13/07/2020
La placenta humana, con su bella forma de árbol y sus colores vibrantes, es un órgano prodigioso. Unida a la pared interna del útero y al bebé en formación, representa el estrecho y delicado vínculo materno-fetal asegurando un flujo vital constante, como el árbol que hunde sus raíces en la tierra para nutrir al fruto. La placenta desempeña una multitud de funciones esenciales para el desarrollo y la protección del bebé durante el embarazo garantizando la provisión de nutrientes, oxígeno, hormonas, anticuerpos, así como la eliminación de desechos, sin que la sangre de la madre y del bebé se mezclen.
Además de las funciones nutricional, pulmonar, endocrina y de evacuación, la barrera placentaria asegura la protección física y biológica del pequeño humano durante su gestación. La placenta protege al feto en sus membranas (“la bolsa de las aguas”), un envoltorio suave y resistente, a la vez que contiene el líquido amniótico, manteniéndolo estéril y a temperatura constante. Aunque algunos tóxicos como el alcohol, el tabaco o ciertos fármacos logran traspasarla, la placenta resguarda al bebé de gran número de sustancias nocivas y agentes patógenos actuando de filtro.

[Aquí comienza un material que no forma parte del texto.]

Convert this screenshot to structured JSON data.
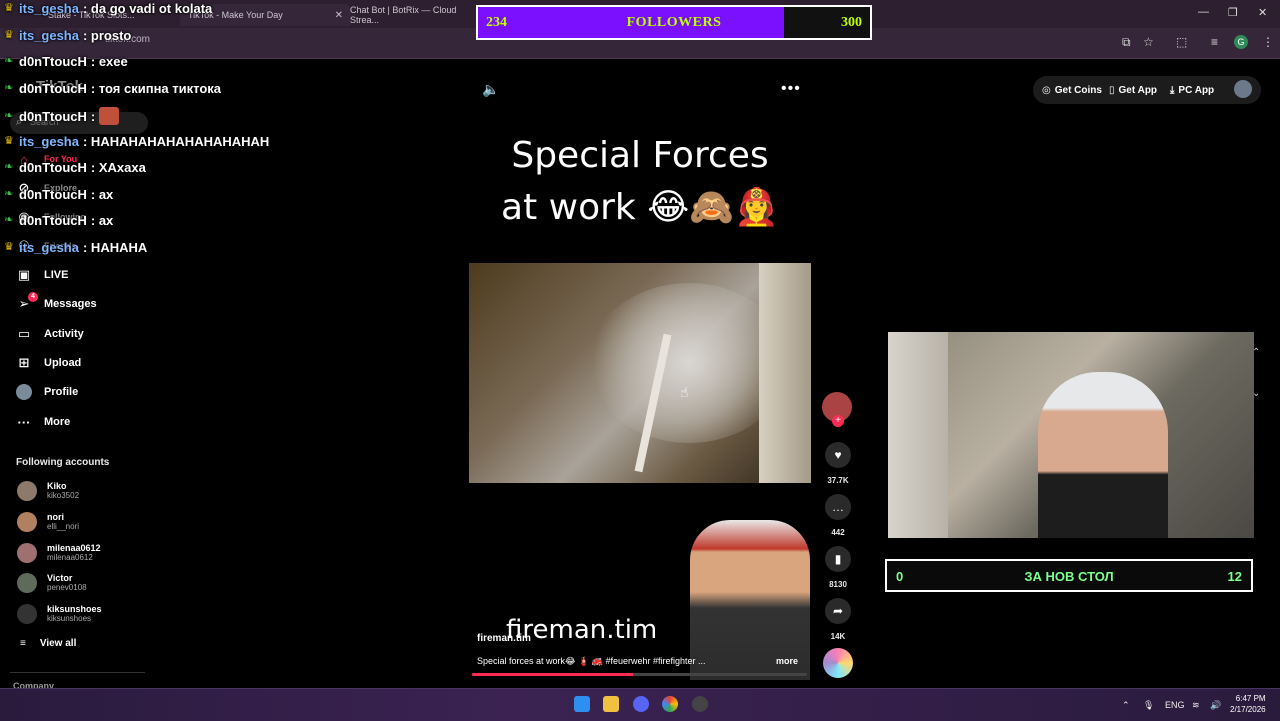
{
  "browser": {
    "tabs": [
      {
        "label": "Stake - TikTok Slots...",
        "active": false
      },
      {
        "label": "TikTok - Make Your Day",
        "active": true
      },
      {
        "label": "Chat Bot | BotRix — Cloud Strea...",
        "active": false
      }
    ],
    "new_tab_symbol": "+",
    "url": "tiktok.com",
    "profile_letter": "G",
    "window_controls": [
      "—",
      "❐",
      "✕"
    ]
  },
  "followers_goal": {
    "current": "234",
    "label": "FOLLOWERS",
    "target": "300",
    "progress_fraction": 0.78
  },
  "tiktok": {
    "logo_text": "TikTok",
    "search_placeholder": "Search",
    "nav": [
      {
        "label": "For You",
        "icon": "home-icon"
      },
      {
        "label": "Explore",
        "icon": "compass-icon"
      },
      {
        "label": "Following",
        "icon": "following-icon"
      },
      {
        "label": "Friends",
        "icon": "friends-icon"
      },
      {
        "label": "LIVE",
        "icon": "live-icon"
      },
      {
        "label": "Messages",
        "icon": "messages-icon",
        "badge": "4"
      },
      {
        "label": "Activity",
        "icon": "activity-icon"
      },
      {
        "label": "Upload",
        "icon": "upload-icon"
      },
      {
        "label": "Profile",
        "icon": "profile-icon"
      },
      {
        "label": "More",
        "icon": "more-icon"
      }
    ],
    "following_title": "Following accounts",
    "following_accounts": [
      {
        "name": "Kiko",
        "handle": "kiko3502"
      },
      {
        "name": "nori",
        "handle": "elli__nori"
      },
      {
        "name": "milenaa0612",
        "handle": "milenaa0612"
      },
      {
        "name": "Victor",
        "handle": "penev0108"
      },
      {
        "name": "kiksunshoes",
        "handle": "kiksunshoes"
      }
    ],
    "view_all": "View all",
    "company": "Company",
    "top_actions": {
      "get_coins": "Get Coins",
      "get_app": "Get App",
      "pc_app": "PC App"
    },
    "video": {
      "caption_line1": "Special Forces",
      "caption_line2": "at work 😂🙈👩‍🚒",
      "overlay_name": "fireman.tim",
      "author": "fireman.tim",
      "description": "Special forces at work😂 🧯 🚒 #feuerwehr #firefighter ...",
      "more": "more",
      "progress_fraction": 0.48
    },
    "actions": {
      "likes": "37.7K",
      "comments": "442",
      "saves": "8130",
      "shares": "14K"
    }
  },
  "chat": [
    {
      "user": "its_gesha",
      "text": ": da go vadi ot kolata",
      "badge": "crown"
    },
    {
      "user": "its_gesha",
      "text": ": prosto",
      "badge": "crown"
    },
    {
      "user": "d0nTtoucH",
      "text": ": exee",
      "badge": "leaf"
    },
    {
      "user": "d0nTtoucH",
      "text": ": тоя скипна тиктока",
      "badge": "leaf"
    },
    {
      "user": "d0nTtoucH",
      "text": ":",
      "badge": "leaf",
      "emote": true
    },
    {
      "user": "its_gesha",
      "text": ": НАНАНАНАНАНАНАНАНАН",
      "badge": "crown"
    },
    {
      "user": "d0nTtoucH",
      "text": ": ХАхаха",
      "badge": "leaf"
    },
    {
      "user": "d0nTtoucH",
      "text": ": ax",
      "badge": "leaf"
    },
    {
      "user": "d0nTtoucH",
      "text": ": ax",
      "badge": "leaf"
    },
    {
      "user": "its_gesha",
      "text": ": НАНАНА",
      "badge": "crown"
    }
  ],
  "second_goal": {
    "current": "0",
    "label": "ЗА НОВ СТОЛ",
    "target": "12"
  },
  "taskbar": {
    "language": "ENG",
    "time": "6:47 PM",
    "date": "2/17/2026"
  }
}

También protege al feto enviando a la madre un mensaje inmunitario para “ocultarlo” de su sistema inmune, neutralizando posibles respuestas de rechazo por parte de anticuerpos maternos. La placenta vela por la vida del nuevo ser desde su etapa embrionaria y hasta después de su nacimiento, permaneciendo unida a la matriz materna y proporcionando oxígeno y nutrientes no sólo durante el embarazo y el parto, sino también inmediatamente después. Cuando el cordón umbilical no se secciona de inmediato tras el nacimiento, puede seguir latiendo entre cinco y treinta minutos, suministrando un aporte extra de oxígeno al bebé que facilita su adaptación a su nuevo medio aéreo. Además, existe evidencia de que el corte tardío del cordón umbilical previene las deficiencias en hierro durante el primer año de vida del bebé.